Today in the history of astronomy, the first space mission with more than one person on board – without a spacesuit.
The Voshkod 1 capsule is shown here on display at the London Science Museum. Credit: Andrew Gray/CC BY-SA 3.0, via Wikimedia Commons
- Voshkod 1, launched on October 12, 1964, inaugurated the second series of Soviet manned space flights and represented the first mission by any nation to carry a multi-person crew, including three astronauts.
- The accommodation of three crew members within a capsule of dimensions unchanged from prior Vostok flights was motivated by political pressure, despite technological advances.
- This mission was pioneering as the first crewed space flight where participants did not wear spacesuits, a measure attributed to the limited internal capacity of the spacecraft.
- Importantly, Voshkod 1 introduced the collection of onboard biomedical data, with a crew medical doctor collecting physiological information to inform planning for future long-duration space flights.
Voshkod 1 began the second series of manned Soviet space flights following the Vostok mission, the first mission to send humans into space. When the spacecraft launched on October 12, 1964, for a flight of more than 24 hours, it was the seventh crewed space flight for the Soviet Union – but the first for any country with more than one person onboard.

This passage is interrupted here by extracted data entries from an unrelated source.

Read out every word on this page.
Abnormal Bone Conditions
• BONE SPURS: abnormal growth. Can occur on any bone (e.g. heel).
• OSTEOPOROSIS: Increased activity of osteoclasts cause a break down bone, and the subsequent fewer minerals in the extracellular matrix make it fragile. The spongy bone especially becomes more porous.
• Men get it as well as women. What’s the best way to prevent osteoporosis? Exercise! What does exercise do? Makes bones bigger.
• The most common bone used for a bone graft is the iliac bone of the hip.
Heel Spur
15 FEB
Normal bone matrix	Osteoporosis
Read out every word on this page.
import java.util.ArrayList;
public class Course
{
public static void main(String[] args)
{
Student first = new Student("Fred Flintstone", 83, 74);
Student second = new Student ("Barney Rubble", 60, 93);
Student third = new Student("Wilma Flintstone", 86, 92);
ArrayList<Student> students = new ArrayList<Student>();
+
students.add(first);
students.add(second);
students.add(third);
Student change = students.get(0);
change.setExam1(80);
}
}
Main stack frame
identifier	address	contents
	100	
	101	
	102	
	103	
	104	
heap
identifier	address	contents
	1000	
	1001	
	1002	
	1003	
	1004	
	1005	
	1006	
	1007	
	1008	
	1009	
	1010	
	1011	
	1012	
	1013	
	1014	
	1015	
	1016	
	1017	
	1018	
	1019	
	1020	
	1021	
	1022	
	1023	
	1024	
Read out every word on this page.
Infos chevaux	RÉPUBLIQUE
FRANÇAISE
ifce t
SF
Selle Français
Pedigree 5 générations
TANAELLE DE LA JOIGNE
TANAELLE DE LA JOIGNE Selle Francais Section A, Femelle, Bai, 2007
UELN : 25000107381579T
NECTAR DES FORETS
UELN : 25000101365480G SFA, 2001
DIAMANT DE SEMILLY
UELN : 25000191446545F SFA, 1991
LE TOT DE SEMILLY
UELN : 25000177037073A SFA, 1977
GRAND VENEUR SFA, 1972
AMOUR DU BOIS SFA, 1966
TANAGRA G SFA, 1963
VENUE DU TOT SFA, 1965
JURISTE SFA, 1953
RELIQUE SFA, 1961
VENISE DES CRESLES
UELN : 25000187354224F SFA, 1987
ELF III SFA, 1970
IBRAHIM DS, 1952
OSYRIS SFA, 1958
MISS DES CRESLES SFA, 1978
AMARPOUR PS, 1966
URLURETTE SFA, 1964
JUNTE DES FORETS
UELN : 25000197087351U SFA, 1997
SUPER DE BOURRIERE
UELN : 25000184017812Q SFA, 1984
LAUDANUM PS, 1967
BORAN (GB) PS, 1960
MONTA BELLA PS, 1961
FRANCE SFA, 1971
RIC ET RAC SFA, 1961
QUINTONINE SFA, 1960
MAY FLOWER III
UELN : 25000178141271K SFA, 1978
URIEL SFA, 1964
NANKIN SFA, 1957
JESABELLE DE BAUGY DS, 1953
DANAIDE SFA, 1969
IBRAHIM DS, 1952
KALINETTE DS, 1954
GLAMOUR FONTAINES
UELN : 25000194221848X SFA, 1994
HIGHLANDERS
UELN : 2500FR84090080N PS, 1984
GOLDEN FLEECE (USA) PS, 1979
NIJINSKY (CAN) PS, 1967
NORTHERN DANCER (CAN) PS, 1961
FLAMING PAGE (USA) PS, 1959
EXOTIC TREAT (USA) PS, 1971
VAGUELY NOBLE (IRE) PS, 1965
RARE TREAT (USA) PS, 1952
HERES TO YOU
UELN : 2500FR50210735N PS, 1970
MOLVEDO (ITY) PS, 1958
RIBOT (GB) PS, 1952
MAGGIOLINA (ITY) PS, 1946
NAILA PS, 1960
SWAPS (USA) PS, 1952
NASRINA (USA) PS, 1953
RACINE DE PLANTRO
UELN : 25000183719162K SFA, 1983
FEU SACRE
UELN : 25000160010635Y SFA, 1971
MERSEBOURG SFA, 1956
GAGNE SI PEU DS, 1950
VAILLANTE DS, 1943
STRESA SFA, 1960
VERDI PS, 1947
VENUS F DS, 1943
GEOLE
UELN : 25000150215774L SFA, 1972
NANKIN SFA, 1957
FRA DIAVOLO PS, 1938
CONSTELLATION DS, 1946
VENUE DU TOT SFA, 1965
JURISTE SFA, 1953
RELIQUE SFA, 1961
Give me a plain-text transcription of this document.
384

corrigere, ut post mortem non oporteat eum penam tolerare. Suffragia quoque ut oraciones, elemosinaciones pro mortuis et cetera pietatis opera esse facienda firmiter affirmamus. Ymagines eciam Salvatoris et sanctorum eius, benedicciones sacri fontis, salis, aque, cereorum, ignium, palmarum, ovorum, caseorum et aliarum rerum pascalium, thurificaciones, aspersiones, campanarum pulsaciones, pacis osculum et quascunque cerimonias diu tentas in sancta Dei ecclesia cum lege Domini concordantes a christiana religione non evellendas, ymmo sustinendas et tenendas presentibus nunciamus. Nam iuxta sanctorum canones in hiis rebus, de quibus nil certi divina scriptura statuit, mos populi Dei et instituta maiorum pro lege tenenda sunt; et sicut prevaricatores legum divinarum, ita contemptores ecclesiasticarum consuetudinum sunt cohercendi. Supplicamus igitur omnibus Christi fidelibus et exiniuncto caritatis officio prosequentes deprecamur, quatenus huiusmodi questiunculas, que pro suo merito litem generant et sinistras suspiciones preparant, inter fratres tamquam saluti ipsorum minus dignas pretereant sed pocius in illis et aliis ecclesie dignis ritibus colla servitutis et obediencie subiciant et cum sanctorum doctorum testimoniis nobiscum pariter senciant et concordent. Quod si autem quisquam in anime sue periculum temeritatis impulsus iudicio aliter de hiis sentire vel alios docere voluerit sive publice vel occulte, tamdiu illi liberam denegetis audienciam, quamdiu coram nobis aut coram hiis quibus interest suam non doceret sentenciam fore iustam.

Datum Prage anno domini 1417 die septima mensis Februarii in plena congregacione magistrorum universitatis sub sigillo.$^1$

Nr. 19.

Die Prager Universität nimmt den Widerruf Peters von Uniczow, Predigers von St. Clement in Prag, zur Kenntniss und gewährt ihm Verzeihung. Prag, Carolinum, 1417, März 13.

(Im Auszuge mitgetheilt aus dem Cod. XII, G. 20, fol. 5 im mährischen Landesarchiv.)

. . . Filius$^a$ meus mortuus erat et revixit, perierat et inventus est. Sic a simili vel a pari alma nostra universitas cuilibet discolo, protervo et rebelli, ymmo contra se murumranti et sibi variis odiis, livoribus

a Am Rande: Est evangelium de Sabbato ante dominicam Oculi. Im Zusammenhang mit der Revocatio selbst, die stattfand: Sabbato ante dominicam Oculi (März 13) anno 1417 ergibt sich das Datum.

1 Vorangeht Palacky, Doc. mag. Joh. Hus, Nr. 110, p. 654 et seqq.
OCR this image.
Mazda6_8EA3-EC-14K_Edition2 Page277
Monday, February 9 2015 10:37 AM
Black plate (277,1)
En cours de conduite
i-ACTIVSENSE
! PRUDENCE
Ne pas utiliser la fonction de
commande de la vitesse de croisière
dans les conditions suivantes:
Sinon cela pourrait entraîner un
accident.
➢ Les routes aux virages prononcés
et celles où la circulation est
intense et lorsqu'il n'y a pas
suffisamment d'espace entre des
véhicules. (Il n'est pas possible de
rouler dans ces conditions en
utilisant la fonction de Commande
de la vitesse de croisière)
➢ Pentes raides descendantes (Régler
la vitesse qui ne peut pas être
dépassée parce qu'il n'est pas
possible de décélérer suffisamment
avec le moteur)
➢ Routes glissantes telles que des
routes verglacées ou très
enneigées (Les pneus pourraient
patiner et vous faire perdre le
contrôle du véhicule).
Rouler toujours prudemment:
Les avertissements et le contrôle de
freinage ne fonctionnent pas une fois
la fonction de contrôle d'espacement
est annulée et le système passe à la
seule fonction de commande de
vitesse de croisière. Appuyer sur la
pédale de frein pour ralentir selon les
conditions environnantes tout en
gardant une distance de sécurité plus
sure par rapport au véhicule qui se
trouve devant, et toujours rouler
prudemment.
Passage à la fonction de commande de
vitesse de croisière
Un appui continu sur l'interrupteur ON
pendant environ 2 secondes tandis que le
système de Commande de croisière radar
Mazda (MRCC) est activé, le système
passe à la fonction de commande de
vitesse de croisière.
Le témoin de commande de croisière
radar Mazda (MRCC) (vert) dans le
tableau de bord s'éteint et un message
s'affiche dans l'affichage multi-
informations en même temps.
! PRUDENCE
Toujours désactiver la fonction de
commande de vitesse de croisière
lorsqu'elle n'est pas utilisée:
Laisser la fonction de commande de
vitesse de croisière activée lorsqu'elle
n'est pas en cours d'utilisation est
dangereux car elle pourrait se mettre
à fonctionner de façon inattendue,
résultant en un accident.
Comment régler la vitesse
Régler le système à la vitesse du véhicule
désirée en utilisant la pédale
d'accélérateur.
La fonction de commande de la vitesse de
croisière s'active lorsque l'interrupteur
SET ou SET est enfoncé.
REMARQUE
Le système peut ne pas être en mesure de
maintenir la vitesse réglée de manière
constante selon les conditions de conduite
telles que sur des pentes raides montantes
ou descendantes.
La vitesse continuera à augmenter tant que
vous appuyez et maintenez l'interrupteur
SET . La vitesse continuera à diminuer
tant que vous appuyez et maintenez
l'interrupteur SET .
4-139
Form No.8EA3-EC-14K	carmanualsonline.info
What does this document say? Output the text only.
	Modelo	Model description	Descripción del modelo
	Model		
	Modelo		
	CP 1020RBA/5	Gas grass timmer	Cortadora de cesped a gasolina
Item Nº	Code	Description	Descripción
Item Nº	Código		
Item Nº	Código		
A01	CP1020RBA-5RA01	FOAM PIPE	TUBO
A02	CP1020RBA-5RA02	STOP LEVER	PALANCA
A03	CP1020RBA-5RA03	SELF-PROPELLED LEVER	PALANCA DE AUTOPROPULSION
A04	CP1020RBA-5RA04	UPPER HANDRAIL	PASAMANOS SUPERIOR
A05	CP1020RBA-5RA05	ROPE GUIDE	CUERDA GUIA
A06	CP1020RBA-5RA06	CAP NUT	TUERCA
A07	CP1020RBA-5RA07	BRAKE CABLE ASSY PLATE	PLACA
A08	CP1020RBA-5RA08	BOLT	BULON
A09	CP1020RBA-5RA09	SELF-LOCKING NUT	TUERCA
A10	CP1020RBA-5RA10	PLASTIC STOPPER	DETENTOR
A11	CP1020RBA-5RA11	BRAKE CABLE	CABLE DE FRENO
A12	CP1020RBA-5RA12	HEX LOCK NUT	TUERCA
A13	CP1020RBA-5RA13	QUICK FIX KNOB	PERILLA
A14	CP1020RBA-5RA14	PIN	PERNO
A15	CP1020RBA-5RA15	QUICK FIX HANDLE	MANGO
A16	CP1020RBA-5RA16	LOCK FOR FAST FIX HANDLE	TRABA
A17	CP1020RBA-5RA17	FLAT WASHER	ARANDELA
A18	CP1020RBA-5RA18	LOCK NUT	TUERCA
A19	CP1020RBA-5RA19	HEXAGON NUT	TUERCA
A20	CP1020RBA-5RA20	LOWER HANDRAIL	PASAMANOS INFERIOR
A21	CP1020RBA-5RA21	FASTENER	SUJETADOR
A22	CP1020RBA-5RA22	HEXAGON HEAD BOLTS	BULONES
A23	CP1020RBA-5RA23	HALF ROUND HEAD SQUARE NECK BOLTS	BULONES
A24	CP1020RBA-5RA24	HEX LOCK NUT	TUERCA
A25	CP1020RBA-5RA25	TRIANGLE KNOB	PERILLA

There were three cosmonauts in the capsule: Vladimir Komarov, Konstantin Feoktistyev and Boris Yegorov. Although technical improvements had been made since the Vostok flights, the size of the ship had not changed, and political pressure led the space program to include three crew members instead of the planned two. (Each flight of the Vostok carried only one person aboard.) As a result, Voshkod 1 was the first flight in which the crew did not wear spacesuits – the spacecraft simply did not have the capacity for them. This was also the first mission during which onboard biomedical information was collected. Yegorov was a medical doctor who collected blood samples during the flight and measured his companions’ blood pressure, brain waves, and muscle condition. The data collected would help the Soviets plan future long space flights.